Yes, ideas in humour come back again and again, as do humorous fashions. When I first joined Punch in the Sixties, the writer who had most influenced me was S J Perelman - I spent a few months falling under his spell and much too long getting out from under it again. Perelman's writing, I would guess, influences nobody these days, but I have just made the most extraordinary discovery: his cartoons, of all things, were way ahead of the game.

Some modern cartoons, as I have suggested before, are not really cartoons at all but artificial drawings with arch titles. I always thought that Glen Baxter was the father of this school, but I have just come across a collection of Perelman's early material called That Old Gang O' Mine (William Morrow and Co, NY), and it turns out that he was doing Glen Baxter material back in the Twenties.

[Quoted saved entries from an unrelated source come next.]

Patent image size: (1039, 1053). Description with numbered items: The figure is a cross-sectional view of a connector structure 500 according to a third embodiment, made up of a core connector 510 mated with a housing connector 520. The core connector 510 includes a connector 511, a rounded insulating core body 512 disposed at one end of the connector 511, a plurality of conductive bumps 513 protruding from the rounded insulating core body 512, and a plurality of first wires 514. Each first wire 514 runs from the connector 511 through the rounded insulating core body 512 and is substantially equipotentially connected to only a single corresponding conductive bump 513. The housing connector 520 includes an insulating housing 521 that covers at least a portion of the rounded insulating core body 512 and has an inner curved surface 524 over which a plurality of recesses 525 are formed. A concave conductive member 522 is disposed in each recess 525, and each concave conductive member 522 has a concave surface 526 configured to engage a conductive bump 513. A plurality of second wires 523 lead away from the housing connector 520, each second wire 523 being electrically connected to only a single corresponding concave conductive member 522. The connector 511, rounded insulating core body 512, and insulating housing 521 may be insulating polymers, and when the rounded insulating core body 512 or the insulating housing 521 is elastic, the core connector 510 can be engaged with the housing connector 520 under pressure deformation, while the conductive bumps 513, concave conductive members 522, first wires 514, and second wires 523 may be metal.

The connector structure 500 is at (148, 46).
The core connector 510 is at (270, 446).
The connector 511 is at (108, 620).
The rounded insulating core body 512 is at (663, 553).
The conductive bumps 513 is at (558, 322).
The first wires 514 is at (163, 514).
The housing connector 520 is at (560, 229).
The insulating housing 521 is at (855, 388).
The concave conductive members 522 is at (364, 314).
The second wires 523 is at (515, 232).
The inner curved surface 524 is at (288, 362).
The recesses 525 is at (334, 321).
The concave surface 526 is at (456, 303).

I don't think Perelman kept up cartooning much beyond 1930, but before then he was turning out drawings with captions such as 'Please, Daddy, Don't Go Out Tonight] Begged The Gunman's Children', 'I Consider Fisticuffs Brutal, Announced Cabot Flatly' and 'The Score is Forty-Love Said Frank Meaningfully'. The captions have the stage-direction quality of Glen Baxter. Mark you, they aren't that good, but it's nice to know that things do come in cycles. To put it another way . . . Q. Under what heavenly orb is there nothing new? A. The sun.